If the vector $\mathbf X$ has a multivariate Gaussian distribution $\mathcal N(\mathbf \mu, \mathbf \Sigma)$ and the random variable $\mathbf Y$ is defined as $\mathbf Y = \mathbf M \mathbf X$, where $\mathbf M$ is a constant matrix, then $\mathbf Y$ has a multivariate Gaussian distribution $\mathcal N(\mathbf M \mathbf \mu, \mathbf M \mathbf \Sigma \mathbf M^T)$. (See this Wikipedia page.)

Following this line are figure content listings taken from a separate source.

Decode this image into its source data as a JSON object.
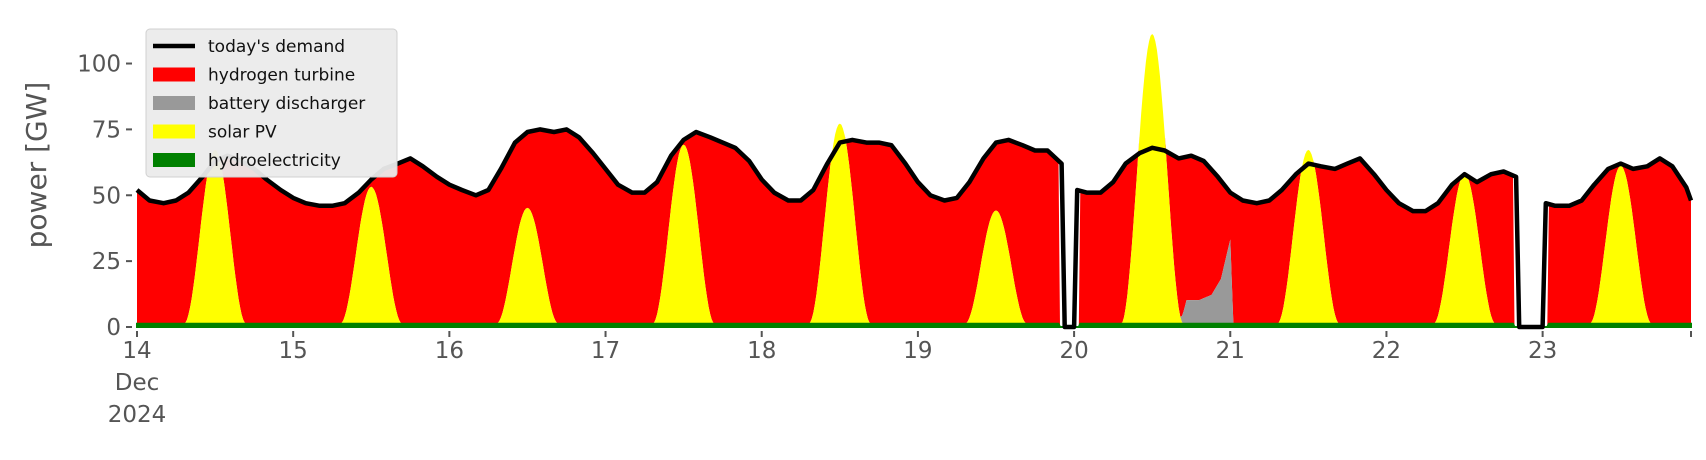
{
  "chart_data": {
    "type": "area",
    "title": "",
    "xlabel": "",
    "ylabel": "power [GW]",
    "x_unit": "days since 14 Dec 2024 00:00 (hourly samples)",
    "xlim": [
      0,
      9.95
    ],
    "ylim": [
      0,
      115
    ],
    "x_ticks": [
      {
        "x": 0,
        "lines": [
          "14",
          "Dec",
          "2024"
        ]
      },
      {
        "x": 1,
        "lines": [
          "15"
        ]
      },
      {
        "x": 2,
        "lines": [
          "16"
        ]
      },
      {
        "x": 3,
        "lines": [
          "17"
        ]
      },
      {
        "x": 4,
        "lines": [
          "18"
        ]
      },
      {
        "x": 5,
        "lines": [
          "19"
        ]
      },
      {
        "x": 6,
        "lines": [
          "20"
        ]
      },
      {
        "x": 7,
        "lines": [
          "21"
        ]
      },
      {
        "x": 8,
        "lines": [
          "22"
        ]
      },
      {
        "x": 9,
        "lines": [
          "23"
        ]
      }
    ],
    "y_ticks": [
      0,
      25,
      50,
      75,
      100
    ],
    "grid": false,
    "legend_position": "top-left",
    "legend": [
      {
        "label": "today's demand",
        "kind": "line",
        "color": "#000000"
      },
      {
        "label": "hydrogen turbine",
        "kind": "patch",
        "color": "#ff0000"
      },
      {
        "label": "battery discharger",
        "kind": "patch",
        "color": "#999999"
      },
      {
        "label": "solar PV",
        "kind": "patch",
        "color": "#ffff00"
      },
      {
        "label": "hydroelectricity",
        "kind": "patch",
        "color": "#008000"
      }
    ],
    "series": [
      {
        "name": "hydroelectricity",
        "kind": "stacked-area",
        "color": "#008000",
        "constant_value": 1.2
      },
      {
        "name": "solar PV",
        "kind": "stacked-area",
        "color": "#ffff00",
        "peaks": [
          {
            "center": 0.5,
            "peak": 66
          },
          {
            "center": 1.5,
            "peak": 52
          },
          {
            "center": 2.5,
            "peak": 44
          },
          {
            "center": 3.5,
            "peak": 68
          },
          {
            "center": 4.5,
            "peak": 76
          },
          {
            "center": 5.5,
            "peak": 43
          },
          {
            "center": 6.5,
            "peak": 110
          },
          {
            "center": 7.5,
            "peak": 66
          },
          {
            "center": 8.5,
            "peak": 57
          },
          {
            "center": 9.5,
            "peak": 60
          }
        ]
      },
      {
        "name": "battery discharger",
        "kind": "stacked-area",
        "color": "#999999",
        "points": [
          [
            6.68,
            0
          ],
          [
            6.72,
            9
          ],
          [
            6.8,
            9
          ],
          [
            6.88,
            11
          ],
          [
            6.94,
            17
          ],
          [
            7.0,
            32
          ],
          [
            7.02,
            0
          ]
        ]
      },
      {
        "name": "hydrogen turbine",
        "kind": "stacked-area",
        "color": "#ff0000",
        "fills_to": "today's demand"
      },
      {
        "name": "today's demand",
        "kind": "line",
        "color": "#000000",
        "points": [
          [
            0,
            52
          ],
          [
            0.08,
            48
          ],
          [
            0.17,
            47
          ],
          [
            0.25,
            48
          ],
          [
            0.33,
            51
          ],
          [
            0.42,
            57
          ],
          [
            0.5,
            63
          ],
          [
            0.58,
            65
          ],
          [
            0.67,
            63
          ],
          [
            0.75,
            60
          ],
          [
            0.83,
            56
          ],
          [
            0.92,
            52
          ],
          [
            1,
            49
          ],
          [
            1.08,
            47
          ],
          [
            1.17,
            46
          ],
          [
            1.25,
            46
          ],
          [
            1.33,
            47
          ],
          [
            1.42,
            51
          ],
          [
            1.5,
            56
          ],
          [
            1.58,
            60
          ],
          [
            1.67,
            62
          ],
          [
            1.75,
            64
          ],
          [
            1.83,
            61
          ],
          [
            1.92,
            57
          ],
          [
            2,
            54
          ],
          [
            2.08,
            52
          ],
          [
            2.17,
            50
          ],
          [
            2.25,
            52
          ],
          [
            2.33,
            60
          ],
          [
            2.42,
            70
          ],
          [
            2.5,
            74
          ],
          [
            2.58,
            75
          ],
          [
            2.67,
            74
          ],
          [
            2.75,
            75
          ],
          [
            2.83,
            72
          ],
          [
            2.92,
            66
          ],
          [
            3,
            60
          ],
          [
            3.08,
            54
          ],
          [
            3.17,
            51
          ],
          [
            3.25,
            51
          ],
          [
            3.33,
            55
          ],
          [
            3.42,
            65
          ],
          [
            3.5,
            71
          ],
          [
            3.58,
            74
          ],
          [
            3.67,
            72
          ],
          [
            3.75,
            70
          ],
          [
            3.83,
            68
          ],
          [
            3.92,
            63
          ],
          [
            4,
            56
          ],
          [
            4.08,
            51
          ],
          [
            4.17,
            48
          ],
          [
            4.25,
            48
          ],
          [
            4.33,
            52
          ],
          [
            4.42,
            62
          ],
          [
            4.5,
            70
          ],
          [
            4.58,
            71
          ],
          [
            4.67,
            70
          ],
          [
            4.75,
            70
          ],
          [
            4.83,
            69
          ],
          [
            4.92,
            62
          ],
          [
            5,
            55
          ],
          [
            5.08,
            50
          ],
          [
            5.17,
            48
          ],
          [
            5.25,
            49
          ],
          [
            5.33,
            55
          ],
          [
            5.42,
            64
          ],
          [
            5.5,
            70
          ],
          [
            5.58,
            71
          ],
          [
            5.67,
            69
          ],
          [
            5.75,
            67
          ],
          [
            5.83,
            67
          ],
          [
            5.92,
            62
          ],
          [
            5.94,
            0
          ],
          [
            6.0,
            0
          ],
          [
            6.02,
            52
          ],
          [
            6.08,
            51
          ],
          [
            6.17,
            51
          ],
          [
            6.25,
            55
          ],
          [
            6.33,
            62
          ],
          [
            6.42,
            66
          ],
          [
            6.5,
            68
          ],
          [
            6.58,
            67
          ],
          [
            6.67,
            64
          ],
          [
            6.75,
            65
          ],
          [
            6.83,
            63
          ],
          [
            6.92,
            57
          ],
          [
            7,
            51
          ],
          [
            7.08,
            48
          ],
          [
            7.17,
            47
          ],
          [
            7.25,
            48
          ],
          [
            7.33,
            52
          ],
          [
            7.42,
            58
          ],
          [
            7.5,
            62
          ],
          [
            7.58,
            61
          ],
          [
            7.67,
            60
          ],
          [
            7.75,
            62
          ],
          [
            7.83,
            64
          ],
          [
            7.92,
            58
          ],
          [
            8,
            52
          ],
          [
            8.08,
            47
          ],
          [
            8.17,
            44
          ],
          [
            8.25,
            44
          ],
          [
            8.33,
            47
          ],
          [
            8.42,
            54
          ],
          [
            8.5,
            58
          ],
          [
            8.58,
            55
          ],
          [
            8.67,
            58
          ],
          [
            8.75,
            59
          ],
          [
            8.83,
            57
          ],
          [
            8.85,
            0
          ],
          [
            9,
            0
          ],
          [
            9.02,
            47
          ],
          [
            9.08,
            46
          ],
          [
            9.17,
            46
          ],
          [
            9.25,
            48
          ],
          [
            9.33,
            54
          ],
          [
            9.42,
            60
          ],
          [
            9.5,
            62
          ],
          [
            9.58,
            60
          ],
          [
            9.67,
            61
          ],
          [
            9.75,
            64
          ],
          [
            9.83,
            61
          ],
          [
            9.92,
            53
          ],
          [
            9.95,
            48
          ]
        ]
      }
    ]
  }
}
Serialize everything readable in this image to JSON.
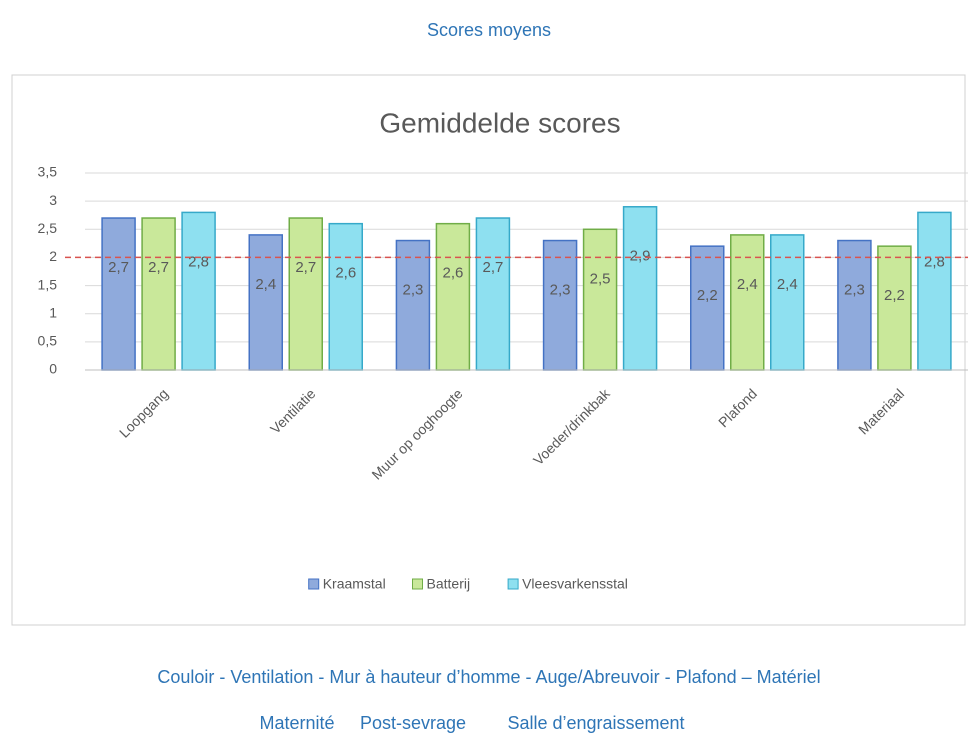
{
  "header": {
    "title": "Scores moyens"
  },
  "chart_data": {
    "type": "bar",
    "title": "Gemiddelde scores",
    "categories": [
      "Loopgang",
      "Ventilatie",
      "Muur op ooghoogte",
      "Voeder/drinkbak",
      "Plafond",
      "Materiaal"
    ],
    "series": [
      {
        "name": "Kraamstal",
        "color": "#8faadc",
        "values": [
          2.7,
          2.4,
          2.3,
          2.3,
          2.2,
          2.3
        ],
        "value_labels": [
          "2,7",
          "2,4",
          "2,3",
          "2,3",
          "2,2",
          "2,3"
        ]
      },
      {
        "name": "Batterij",
        "color": "#c9e89a",
        "values": [
          2.7,
          2.7,
          2.6,
          2.5,
          2.4,
          2.2
        ],
        "value_labels": [
          "2,7",
          "2,7",
          "2,6",
          "2,5",
          "2,4",
          "2,2"
        ]
      },
      {
        "name": "Vleesvarkensstal",
        "color": "#8ee0f0",
        "values": [
          2.8,
          2.6,
          2.7,
          2.9,
          2.4,
          2.8
        ],
        "value_labels": [
          "2,8",
          "2,6",
          "2,7",
          "2,9",
          "2,4",
          "2,8"
        ]
      }
    ],
    "ylim": [
      0,
      3.5
    ],
    "yticks": [
      0,
      {
        "value": 0.5,
        "label": "0,5"
      },
      1,
      {
        "value": 1.5,
        "label": "1,5"
      },
      2,
      {
        "value": 2.5,
        "label": "2,5"
      },
      3,
      {
        "value": 3.5,
        "label": "3,5"
      }
    ],
    "grid": true,
    "legend": "bottom",
    "reference_line": {
      "value": 2,
      "color": "#d9534f"
    }
  },
  "footer": {
    "line1": "Couloir - Ventilation - Mur à hauteur d’homme - Auge/Abreuvoir - Plafond – Matériel",
    "line2": [
      "Maternité",
      "Post-sevrage",
      "Salle d’engraissement"
    ]
  }
}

In your situation, $\mathbf Y = (X_1 - X_2, \dots, X_1 - X_M)$ is related to $\mathbf X = (X_1, X_2, \dots, X_M)$ by the equation $\mathbf Y = \mathbf M \mathbf X$, where
$$ \mathbf M = \begin{bmatrix} 1 & - 1 & 0 & \dots & 0 \\ 1& 0 & - 1 & \dots & 0 \\ \vdots & \vdots & \vdots & \ddots& \vdots\\1 & 0 & 0 & \dots & -1\end{bmatrix}$$
Judging from the answer you linked, I suspect you want
$$ \mathbf \mu = \begin{bmatrix} \mu \\ \mu \\ \vdots \\ \mu \end{bmatrix}, \ \ \ \ \ \mathbf \Sigma = \begin{bmatrix} 1 & \rho & \dots & \rho \\ \rho & 1 & \dots & \rho\\ \vdots & \vdots & \ddots & \vdots \\ \rho & \rho & \dots & 1\end{bmatrix}$$
So by the result above, $\mathbf Y$ has a multivariate normal distribution, with mean
$$ \mathbf M \mathbf \mu = \begin{bmatrix} 0 \\ 0 \\ \vdots \\ 0\end{bmatrix}$$
and covariance
$$ \mathbf M \mathbf \Sigma \mathbf M^T = \begin{bmatrix} 2(1- \rho) & 1 - \rho & \dots & 1 - \rho \\ 1 - \rho & 2(1 - \rho) & \dots & 1 - \rho \\ \vdots & \vdots & \ddots & \vdots \\ 1 - \rho & 1 - \rho & \dots & 2(1 - \rho)\end{bmatrix} $$
[And by the way, in the answer you linked for the $M = 2$ case, $\Sigma$ is the matrix $\begin{bmatrix} 1 & \rho \\ \rho & 1\end{bmatrix}$; it is not $I \times \rho$. The constant $\rho$ can be interpreted as the correlation between $X_1$ and $X_2$.]